Ipswich Borough Council has warned of the “detrimental impact” this is having on the local area with notable cases in the west of the town in a new report.

After a terraced house homeowner put a container in their garden, several complaints were made to IBC.

IBC said in a report: “Initially this appeared totally out of place, but following planning permission for its conversion which included a condition requiring it to be clad, its visual impact has been greatly reduced so as not to adversely affect the amenity of the area.”

More warnings have been sent to others in Ipswich, placing two of these containers in gardens for storage and another in a school field by residents’ properties.

“The planning enforcement department is noticing an increasing number of shipping containers being obtained for a range of commercial and domestic uses,” IBC said in the report.
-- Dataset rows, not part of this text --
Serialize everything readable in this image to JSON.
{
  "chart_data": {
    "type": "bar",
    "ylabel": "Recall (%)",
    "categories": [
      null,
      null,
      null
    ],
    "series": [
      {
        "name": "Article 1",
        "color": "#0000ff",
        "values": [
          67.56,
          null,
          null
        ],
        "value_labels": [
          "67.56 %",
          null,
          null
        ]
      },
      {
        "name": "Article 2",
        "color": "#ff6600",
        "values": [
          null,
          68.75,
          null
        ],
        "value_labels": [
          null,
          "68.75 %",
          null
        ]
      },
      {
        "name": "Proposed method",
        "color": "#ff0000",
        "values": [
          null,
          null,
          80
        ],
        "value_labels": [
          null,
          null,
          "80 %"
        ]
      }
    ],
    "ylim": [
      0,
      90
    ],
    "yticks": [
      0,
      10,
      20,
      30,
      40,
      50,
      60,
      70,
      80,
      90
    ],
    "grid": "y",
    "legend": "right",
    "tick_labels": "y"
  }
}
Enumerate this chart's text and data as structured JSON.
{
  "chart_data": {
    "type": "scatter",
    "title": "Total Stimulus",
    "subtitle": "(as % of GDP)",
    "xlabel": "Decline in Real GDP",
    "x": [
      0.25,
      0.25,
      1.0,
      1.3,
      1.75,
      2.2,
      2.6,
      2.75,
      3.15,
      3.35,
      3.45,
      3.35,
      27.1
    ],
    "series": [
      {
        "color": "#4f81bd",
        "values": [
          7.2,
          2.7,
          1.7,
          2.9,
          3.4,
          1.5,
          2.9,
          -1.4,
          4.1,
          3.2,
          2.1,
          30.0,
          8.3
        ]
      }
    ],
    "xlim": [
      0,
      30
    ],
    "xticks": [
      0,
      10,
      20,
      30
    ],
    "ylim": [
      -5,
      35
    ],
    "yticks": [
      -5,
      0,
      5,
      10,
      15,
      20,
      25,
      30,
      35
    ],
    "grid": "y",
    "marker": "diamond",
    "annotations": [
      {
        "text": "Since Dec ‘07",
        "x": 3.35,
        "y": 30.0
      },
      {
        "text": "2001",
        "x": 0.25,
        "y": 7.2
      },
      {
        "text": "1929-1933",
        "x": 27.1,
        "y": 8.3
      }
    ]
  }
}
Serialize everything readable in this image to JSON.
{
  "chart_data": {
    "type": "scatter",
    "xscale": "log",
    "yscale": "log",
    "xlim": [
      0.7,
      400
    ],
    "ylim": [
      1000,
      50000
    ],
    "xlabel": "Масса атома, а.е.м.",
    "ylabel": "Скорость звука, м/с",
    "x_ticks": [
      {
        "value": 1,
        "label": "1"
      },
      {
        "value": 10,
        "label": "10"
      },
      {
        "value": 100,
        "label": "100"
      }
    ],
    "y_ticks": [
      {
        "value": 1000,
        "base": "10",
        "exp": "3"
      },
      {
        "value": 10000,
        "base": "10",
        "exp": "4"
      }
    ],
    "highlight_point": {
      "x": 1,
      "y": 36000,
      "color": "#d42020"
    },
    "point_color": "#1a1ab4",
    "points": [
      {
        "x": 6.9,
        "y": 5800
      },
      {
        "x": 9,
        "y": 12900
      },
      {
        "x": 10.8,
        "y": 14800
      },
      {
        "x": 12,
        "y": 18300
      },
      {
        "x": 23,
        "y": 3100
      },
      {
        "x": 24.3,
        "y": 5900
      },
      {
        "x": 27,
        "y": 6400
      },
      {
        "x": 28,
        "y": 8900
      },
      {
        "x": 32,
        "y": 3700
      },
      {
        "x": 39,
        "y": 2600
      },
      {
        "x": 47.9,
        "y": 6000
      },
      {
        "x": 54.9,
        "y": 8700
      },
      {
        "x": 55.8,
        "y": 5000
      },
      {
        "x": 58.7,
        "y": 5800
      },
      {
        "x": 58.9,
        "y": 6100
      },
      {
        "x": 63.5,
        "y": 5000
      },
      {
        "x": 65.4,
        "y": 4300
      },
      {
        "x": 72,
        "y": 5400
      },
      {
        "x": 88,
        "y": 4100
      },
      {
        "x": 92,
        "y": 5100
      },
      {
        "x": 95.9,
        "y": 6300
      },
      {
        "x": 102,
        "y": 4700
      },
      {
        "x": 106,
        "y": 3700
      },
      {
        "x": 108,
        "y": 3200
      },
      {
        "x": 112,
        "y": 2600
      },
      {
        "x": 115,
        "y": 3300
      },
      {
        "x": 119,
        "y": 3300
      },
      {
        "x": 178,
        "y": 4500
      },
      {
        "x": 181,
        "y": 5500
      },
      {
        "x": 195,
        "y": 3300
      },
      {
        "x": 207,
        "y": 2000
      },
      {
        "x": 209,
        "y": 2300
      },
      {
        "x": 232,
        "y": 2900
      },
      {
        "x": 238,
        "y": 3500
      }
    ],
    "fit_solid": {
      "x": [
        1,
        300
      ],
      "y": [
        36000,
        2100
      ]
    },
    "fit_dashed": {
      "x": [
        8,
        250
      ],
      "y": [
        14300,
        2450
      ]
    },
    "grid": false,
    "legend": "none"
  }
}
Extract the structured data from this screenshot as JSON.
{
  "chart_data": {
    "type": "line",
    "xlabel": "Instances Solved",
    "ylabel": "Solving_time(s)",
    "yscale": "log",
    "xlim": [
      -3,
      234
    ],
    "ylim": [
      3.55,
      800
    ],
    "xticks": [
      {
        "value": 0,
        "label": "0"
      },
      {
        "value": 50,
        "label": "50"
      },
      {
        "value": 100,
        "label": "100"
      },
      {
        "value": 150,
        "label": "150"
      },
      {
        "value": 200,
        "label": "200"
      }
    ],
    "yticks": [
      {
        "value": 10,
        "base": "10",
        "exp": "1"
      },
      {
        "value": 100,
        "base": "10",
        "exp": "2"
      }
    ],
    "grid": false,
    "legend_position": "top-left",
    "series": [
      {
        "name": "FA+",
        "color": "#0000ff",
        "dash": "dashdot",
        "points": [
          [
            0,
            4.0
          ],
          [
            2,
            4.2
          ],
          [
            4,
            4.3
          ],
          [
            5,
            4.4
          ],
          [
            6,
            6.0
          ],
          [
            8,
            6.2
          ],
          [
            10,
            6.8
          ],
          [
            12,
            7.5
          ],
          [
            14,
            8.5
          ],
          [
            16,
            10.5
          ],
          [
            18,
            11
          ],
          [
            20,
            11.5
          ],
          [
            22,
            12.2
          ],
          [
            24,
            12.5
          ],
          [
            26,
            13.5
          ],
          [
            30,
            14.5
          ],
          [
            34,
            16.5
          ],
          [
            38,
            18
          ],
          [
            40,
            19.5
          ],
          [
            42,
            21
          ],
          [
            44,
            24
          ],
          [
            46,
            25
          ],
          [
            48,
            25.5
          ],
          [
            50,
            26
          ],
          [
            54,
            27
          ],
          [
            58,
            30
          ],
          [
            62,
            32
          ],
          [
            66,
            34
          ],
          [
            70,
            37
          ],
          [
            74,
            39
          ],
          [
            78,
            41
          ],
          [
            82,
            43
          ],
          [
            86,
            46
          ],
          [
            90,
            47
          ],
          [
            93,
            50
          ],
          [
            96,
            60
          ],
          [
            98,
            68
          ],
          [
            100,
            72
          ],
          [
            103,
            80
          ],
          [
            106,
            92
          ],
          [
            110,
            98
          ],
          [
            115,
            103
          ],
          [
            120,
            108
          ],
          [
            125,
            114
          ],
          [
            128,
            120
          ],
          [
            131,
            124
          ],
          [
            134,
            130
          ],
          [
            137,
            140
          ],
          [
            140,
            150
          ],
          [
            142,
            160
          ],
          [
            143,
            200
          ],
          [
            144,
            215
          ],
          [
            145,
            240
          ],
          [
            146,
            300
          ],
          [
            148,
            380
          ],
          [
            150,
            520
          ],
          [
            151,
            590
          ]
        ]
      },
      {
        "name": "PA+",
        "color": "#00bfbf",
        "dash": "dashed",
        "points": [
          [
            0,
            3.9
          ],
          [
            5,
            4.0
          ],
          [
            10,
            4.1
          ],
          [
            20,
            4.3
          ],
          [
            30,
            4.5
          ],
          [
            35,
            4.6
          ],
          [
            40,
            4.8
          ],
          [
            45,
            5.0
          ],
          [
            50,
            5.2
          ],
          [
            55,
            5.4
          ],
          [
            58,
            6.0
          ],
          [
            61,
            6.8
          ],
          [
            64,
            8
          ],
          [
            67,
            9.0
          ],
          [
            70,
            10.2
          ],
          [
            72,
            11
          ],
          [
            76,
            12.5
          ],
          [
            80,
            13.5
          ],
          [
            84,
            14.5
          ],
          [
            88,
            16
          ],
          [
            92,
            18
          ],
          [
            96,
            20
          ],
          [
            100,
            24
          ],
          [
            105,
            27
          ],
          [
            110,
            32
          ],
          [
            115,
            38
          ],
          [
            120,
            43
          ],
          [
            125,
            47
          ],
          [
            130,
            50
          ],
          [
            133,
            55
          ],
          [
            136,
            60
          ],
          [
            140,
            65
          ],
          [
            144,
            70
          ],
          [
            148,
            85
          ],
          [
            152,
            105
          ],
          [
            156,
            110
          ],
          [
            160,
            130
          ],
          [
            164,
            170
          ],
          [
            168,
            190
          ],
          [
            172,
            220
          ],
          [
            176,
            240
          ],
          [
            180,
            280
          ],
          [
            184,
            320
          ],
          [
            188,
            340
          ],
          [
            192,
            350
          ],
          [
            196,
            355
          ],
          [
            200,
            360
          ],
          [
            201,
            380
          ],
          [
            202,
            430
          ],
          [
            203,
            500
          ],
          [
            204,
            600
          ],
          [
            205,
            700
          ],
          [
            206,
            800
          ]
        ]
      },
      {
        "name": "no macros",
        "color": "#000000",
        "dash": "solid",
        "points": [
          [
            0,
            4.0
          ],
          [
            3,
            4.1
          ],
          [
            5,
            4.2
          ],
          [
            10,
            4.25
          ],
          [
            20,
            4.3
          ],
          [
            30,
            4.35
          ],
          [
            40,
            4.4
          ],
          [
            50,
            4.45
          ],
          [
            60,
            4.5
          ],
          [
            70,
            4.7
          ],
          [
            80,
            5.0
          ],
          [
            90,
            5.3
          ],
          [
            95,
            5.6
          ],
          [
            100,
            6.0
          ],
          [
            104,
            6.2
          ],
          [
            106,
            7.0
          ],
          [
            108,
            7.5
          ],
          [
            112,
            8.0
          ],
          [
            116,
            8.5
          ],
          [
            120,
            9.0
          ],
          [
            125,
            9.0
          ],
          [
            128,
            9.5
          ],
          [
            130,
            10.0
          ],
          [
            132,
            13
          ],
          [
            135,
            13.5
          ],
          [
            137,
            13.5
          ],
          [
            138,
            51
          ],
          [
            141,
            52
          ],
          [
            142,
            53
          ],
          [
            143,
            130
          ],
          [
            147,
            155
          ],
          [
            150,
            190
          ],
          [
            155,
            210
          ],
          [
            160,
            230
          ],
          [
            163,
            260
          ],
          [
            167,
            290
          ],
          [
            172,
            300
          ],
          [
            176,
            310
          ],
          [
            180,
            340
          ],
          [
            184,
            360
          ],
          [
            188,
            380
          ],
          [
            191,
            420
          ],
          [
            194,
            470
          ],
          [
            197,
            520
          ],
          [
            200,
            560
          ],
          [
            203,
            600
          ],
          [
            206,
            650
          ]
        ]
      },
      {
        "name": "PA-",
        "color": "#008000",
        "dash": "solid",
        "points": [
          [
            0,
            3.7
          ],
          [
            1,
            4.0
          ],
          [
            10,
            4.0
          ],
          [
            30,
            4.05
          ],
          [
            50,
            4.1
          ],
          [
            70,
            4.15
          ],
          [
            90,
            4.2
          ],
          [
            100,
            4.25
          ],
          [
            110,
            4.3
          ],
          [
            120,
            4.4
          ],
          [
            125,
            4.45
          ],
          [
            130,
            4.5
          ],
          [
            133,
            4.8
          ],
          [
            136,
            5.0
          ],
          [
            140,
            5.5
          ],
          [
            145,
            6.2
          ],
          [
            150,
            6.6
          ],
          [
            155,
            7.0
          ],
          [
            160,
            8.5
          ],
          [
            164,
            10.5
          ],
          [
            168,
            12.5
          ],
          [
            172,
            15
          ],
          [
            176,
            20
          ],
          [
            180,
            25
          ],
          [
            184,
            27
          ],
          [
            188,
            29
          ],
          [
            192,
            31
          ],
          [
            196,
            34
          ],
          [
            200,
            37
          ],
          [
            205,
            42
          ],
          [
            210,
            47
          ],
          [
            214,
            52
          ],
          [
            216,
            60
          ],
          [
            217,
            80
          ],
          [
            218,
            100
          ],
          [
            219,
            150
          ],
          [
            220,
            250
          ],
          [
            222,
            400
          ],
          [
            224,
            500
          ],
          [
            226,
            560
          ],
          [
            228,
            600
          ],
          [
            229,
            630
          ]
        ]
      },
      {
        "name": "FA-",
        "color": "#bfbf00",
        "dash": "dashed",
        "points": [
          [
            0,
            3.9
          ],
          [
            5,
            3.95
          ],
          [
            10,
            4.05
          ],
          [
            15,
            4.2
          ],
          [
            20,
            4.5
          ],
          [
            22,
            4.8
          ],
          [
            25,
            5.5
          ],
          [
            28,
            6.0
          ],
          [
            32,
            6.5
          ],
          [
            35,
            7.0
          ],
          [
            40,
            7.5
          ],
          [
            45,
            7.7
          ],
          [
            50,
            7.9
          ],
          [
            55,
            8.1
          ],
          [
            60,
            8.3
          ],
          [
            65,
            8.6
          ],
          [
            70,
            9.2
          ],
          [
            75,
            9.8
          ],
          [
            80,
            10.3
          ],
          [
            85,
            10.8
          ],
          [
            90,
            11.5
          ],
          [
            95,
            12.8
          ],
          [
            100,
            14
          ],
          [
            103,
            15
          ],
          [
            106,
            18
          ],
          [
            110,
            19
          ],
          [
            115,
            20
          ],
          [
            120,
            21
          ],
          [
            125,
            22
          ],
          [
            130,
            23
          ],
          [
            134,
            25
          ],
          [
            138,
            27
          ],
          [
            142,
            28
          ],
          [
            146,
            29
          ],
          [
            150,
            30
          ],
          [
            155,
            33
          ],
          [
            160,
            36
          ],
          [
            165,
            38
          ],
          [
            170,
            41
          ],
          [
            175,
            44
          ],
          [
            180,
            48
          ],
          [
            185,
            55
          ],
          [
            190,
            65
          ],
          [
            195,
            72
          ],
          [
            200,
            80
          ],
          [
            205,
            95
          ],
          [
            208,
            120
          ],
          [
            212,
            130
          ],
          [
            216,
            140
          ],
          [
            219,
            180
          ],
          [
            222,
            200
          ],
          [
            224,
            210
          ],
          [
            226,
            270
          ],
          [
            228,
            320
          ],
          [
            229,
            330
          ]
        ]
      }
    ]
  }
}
“This trend might be driven by recent television programmes, which demonstrate how these can be easily converted into outbuildings in residential settings or used as effective low-cost commercial storage.”

Portable Space in Stowmarket, which sells containers, also warns customers that planning permission is needed to place shipping containers in their garden.

Ian Stringer, production manager at Portable Space, said: “Getting planning permissions to make home-based containers is not very cost-effective.

“They feel they are building themselves a home and they do make really nice homes once they are converted.

“If they are asking us to work on them we would steer them in the right direction.

“Building work needs to be done and then there is the planning permission.

“It’s not a huge trend we’ve seen.”

Builders in Ipswich have all seen wood, copper and other materials prices soar at the end of 2020 by a quarter.

This may be one reason that many homeowners could be turning to shipping container extensions may lie in the increased building costs.

It might also be a way to cheaply sell on empty shipping containers, which have increasingly been a feature in fields near main roads in Suffolk.